This issue tracker has been migrated to GitHub, and is currently read-only.
For more information, see the GitHub FAQs in the Python's Developer Guide.

classification
Title: modulefinder should use import hooks properly
Type: enhancement Stage: patch review
Components: Library (Lib) Versions: Python 3.9
process
Status: open Resolution:
Dependencies: Superseder:
Assigned To: Nosy List: brandtbucher, plokmijnuhby
Priority: normal Keywords: patch

Created on 2019-11-06 16:05 by plokmijnuhby, last changed 2022-04-11 14:59 by admin.

Pull Requests
URL Status Linked Edit
PR 17326 closed plokmijnuhby, 2019-11-21 19:55
Messages (8)
msg356143 - (view) Author: Dominic Littlewood (plokmijnuhby) * Date: 2019-11-06 16:05
modulefinder currently will detect modules imported by a script dynamically by running the script, and to do this it has to open the script as a file.

This would also fix what appears to be a bug where modulefinder failed to open files in bytes mode sometimes, causing it to fail for some modules (like functools) if the wrong encoding is used. I say "appears to be", because the structure of the module seems to imply this was intended behaviour, but I can't think why anyone would want this.

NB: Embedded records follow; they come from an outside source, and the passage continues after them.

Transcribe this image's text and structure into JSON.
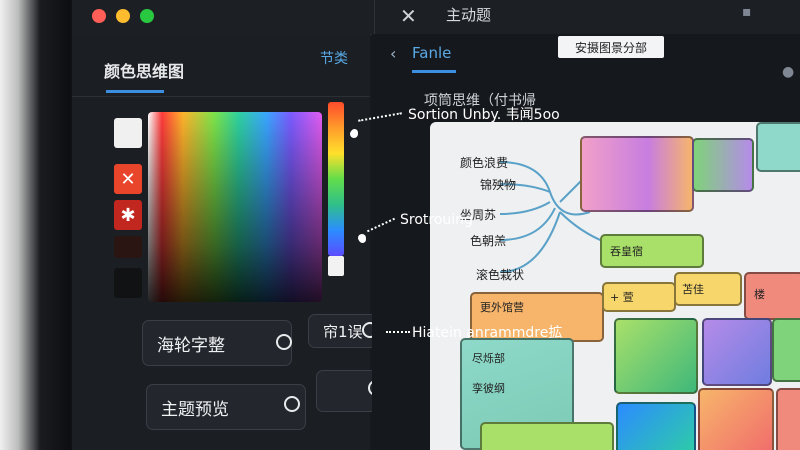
{
  "window": {
    "title": "主动题",
    "close_symbol": "✕",
    "traffic_lights": {
      "close": "#ff5f57",
      "minimize": "#febc2e",
      "zoom": "#28c840"
    }
  },
  "left_panel": {
    "title": "颜色思维图",
    "link": "节类",
    "swatches": [
      {
        "color": "#f0f0f0",
        "glyph": ""
      },
      {
        "color": "#e8452b",
        "glyph": "✕"
      },
      {
        "color": "#c2271f",
        "glyph": "✱"
      }
    ],
    "picker_accent": "#3b8ee0",
    "buttons": {
      "font_label": "海轮字整",
      "mode_label": "帘1误",
      "theme_preview_label": "主题预览"
    },
    "settings_symbol": "⚙"
  },
  "main": {
    "back_symbol": "‹",
    "tab_label": "Fanle",
    "title": "项筒思维（付书帰",
    "header_button": "安摄图景分部",
    "canvas": {
      "left_labels": [
        "颜色浪费",
        "锦殃物",
        "坐周苏",
        "色朝羔",
        "滚色栽状"
      ],
      "node_texts": [
        "吞皇宿",
        "尽烁部",
        "孪彼纲",
        "更外馆营",
        "苫佳",
        "楼"
      ],
      "plus_labels": [
        "+ 萱",
        "+"
      ],
      "node_colors": {
        "pink": "#f1a0c8",
        "green": "#a9e06a",
        "orange": "#f7b56b",
        "teal": "#8ed9c9",
        "purple": "#b58be8",
        "red": "#f08a7c"
      }
    }
  },
  "callouts": [
    "Sortion  Unby. 韦闻5oo",
    "Srotrouing",
    "Hiatein anrammdre拡"
  ]
}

This is similar to two other issues I'm posting, but they're in different modules, so different bugs.
msg356547 - (view) Author: Dominic Littlewood (plokmijnuhby) * Date: 2019-11-13 19:14
Okay, I've started putting together a proper PR, and I've had some thoughts.


There's a useful script at the bottom of the importlib documentation that readers should consult. This can be used to correctly find the spec for a module, and therefore the loader. (AddPackagePath and ReplacePackage are not needed, and should be deprecated.) For modules already on sys.path, the loader can be identified from module.__loader__.

If the loader is an InspectLoader, the code can be retrieved and examined to see what is imported. (Remember to check whether None is returned.) If not, we will assume nothing is imported - which is what modulefinder currently does with extension modules.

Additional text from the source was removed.